I saw myself nod. "Okay."

He tore his gaze from the strings for a while to look at me—at the camera. "You'll be recording the whole thing, aren't you."

"Yeah. So I can play it every night before I go to sleep."

He chuckled. "Creepy. But don't put this into the home video."

"Sure, yeah, whatever. Play the song already!"

"Okay, okay." He took a deep breath and starting playing a different tune, and then he began to quietly sing, "What will I do without your smart mouth? Drawing me in, and you kicking me out. Got my head spinning, no kidding, I can't pin you down."

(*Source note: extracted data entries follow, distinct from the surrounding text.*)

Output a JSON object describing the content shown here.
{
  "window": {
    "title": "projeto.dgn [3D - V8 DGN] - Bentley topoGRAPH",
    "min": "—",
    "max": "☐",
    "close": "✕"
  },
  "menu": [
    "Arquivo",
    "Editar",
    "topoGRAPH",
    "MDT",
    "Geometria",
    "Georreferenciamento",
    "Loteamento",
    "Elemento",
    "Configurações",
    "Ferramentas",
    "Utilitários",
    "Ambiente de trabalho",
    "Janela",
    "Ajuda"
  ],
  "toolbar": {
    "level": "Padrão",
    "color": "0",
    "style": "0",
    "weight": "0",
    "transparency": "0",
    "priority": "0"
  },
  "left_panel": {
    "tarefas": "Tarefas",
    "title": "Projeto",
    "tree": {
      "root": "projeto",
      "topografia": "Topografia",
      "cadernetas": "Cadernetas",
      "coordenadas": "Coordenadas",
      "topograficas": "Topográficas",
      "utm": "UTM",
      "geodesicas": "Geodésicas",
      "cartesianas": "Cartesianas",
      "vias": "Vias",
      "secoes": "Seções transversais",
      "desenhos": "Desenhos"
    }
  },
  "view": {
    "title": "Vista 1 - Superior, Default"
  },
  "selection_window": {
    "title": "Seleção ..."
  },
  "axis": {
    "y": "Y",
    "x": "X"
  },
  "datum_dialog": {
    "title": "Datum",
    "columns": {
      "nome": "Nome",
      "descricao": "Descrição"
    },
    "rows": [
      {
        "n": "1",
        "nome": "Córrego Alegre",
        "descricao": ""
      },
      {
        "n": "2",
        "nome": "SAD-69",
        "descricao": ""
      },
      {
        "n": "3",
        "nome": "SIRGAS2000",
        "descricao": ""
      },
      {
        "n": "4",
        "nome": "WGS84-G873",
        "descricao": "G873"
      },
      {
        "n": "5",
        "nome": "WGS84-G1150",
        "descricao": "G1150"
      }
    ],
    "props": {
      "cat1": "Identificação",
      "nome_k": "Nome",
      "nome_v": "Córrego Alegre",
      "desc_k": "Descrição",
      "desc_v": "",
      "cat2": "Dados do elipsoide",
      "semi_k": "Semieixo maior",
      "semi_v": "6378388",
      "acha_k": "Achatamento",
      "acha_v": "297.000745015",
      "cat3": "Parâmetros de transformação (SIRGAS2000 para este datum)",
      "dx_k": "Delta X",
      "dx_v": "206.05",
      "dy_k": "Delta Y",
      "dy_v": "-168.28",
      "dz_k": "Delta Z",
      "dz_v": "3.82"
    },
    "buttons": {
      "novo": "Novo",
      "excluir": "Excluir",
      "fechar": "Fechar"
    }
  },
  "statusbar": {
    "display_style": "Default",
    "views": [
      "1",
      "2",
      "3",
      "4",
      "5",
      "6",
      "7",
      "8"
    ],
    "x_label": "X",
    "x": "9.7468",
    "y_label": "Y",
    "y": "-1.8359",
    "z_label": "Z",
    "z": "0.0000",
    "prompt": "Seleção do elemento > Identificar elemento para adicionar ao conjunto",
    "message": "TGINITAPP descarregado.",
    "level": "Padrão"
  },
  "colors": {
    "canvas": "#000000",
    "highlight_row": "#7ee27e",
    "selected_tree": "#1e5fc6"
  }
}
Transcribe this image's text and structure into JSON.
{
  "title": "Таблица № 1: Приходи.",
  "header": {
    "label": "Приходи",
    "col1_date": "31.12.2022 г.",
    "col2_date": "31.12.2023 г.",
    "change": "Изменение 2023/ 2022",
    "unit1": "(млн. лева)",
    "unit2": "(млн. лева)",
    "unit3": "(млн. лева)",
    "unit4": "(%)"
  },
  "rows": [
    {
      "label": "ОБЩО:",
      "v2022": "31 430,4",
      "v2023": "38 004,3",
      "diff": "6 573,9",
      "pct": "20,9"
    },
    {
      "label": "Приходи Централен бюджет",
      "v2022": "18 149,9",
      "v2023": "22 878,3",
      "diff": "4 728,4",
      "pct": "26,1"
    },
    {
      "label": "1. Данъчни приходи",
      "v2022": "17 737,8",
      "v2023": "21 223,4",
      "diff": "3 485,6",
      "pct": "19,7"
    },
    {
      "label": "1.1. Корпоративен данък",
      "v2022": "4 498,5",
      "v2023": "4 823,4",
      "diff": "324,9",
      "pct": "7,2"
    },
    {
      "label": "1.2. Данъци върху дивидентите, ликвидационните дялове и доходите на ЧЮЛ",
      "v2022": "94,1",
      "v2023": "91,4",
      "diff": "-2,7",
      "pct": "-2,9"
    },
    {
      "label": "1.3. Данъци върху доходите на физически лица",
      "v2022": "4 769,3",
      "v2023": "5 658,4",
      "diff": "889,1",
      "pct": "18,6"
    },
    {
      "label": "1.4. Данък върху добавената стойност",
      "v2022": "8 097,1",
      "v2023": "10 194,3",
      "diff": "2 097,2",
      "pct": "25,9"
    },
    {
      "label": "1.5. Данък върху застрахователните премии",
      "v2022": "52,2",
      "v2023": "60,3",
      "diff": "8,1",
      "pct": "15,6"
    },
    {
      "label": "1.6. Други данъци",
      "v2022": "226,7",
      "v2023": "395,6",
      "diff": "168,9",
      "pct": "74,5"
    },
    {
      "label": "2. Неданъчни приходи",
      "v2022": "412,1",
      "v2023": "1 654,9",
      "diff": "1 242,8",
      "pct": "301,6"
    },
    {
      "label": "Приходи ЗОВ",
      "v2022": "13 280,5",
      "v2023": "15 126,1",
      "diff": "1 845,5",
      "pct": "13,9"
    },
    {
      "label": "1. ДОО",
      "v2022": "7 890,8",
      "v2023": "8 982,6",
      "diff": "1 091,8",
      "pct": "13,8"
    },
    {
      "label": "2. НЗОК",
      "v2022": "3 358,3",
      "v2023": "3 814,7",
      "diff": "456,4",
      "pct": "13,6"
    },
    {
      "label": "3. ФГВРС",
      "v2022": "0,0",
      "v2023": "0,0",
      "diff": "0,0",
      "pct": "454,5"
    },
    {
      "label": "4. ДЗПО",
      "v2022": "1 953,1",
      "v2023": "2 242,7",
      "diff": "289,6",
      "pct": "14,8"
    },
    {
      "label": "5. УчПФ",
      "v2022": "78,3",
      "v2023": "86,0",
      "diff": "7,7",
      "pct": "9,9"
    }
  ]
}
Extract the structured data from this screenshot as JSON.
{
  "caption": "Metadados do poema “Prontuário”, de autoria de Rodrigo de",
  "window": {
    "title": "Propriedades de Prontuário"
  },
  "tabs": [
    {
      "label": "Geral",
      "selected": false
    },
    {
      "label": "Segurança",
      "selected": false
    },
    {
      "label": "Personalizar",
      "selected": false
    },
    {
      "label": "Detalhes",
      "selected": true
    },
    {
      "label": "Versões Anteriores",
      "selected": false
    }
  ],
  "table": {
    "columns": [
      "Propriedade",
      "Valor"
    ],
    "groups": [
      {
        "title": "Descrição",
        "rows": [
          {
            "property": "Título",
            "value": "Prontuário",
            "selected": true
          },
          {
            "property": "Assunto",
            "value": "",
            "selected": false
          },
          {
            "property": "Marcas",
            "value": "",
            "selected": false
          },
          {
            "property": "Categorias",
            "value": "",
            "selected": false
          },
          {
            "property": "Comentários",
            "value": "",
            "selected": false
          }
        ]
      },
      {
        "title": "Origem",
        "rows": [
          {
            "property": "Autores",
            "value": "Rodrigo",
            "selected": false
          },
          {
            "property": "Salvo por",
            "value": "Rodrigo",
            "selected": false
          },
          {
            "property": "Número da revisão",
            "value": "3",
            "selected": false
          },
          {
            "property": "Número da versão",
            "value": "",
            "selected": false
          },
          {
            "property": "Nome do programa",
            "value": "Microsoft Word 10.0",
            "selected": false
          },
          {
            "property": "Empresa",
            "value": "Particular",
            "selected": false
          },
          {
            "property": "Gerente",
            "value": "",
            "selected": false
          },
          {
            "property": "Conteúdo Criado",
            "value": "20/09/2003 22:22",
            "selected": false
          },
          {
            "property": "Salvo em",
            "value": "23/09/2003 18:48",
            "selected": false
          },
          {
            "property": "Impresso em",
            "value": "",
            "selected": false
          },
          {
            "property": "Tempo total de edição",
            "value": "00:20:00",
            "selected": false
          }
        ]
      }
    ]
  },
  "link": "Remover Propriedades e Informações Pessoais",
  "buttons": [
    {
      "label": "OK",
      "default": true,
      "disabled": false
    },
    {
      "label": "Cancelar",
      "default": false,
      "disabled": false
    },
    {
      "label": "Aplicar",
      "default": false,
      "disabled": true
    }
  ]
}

I remembered feeling the exact same kind of warmth spreading over my chest when I heard him sing. His voice wasn't the best, but it was the way he slowly, delicately played the song for me as if it was something breakable, the way his voice sounded hesitant as if he wasn't sure I would like it, that made my heart flutter. He avoided my eyes as he sang, his eyes focused on the guitar strings even though I had a feeling that he already knew how to play it by heart.

"My head's underwater, but I'm breathing fine," he recited quietly, "you're crazy and I'm out of my mind. 'Cause all of me loves all of you."

The video shook a little bit—I remembered how I was slowly swaying to the left and right to the song.

"Give your all to me, I give my all to you. You're my end and my beginning. Even when I lose, I'm winning."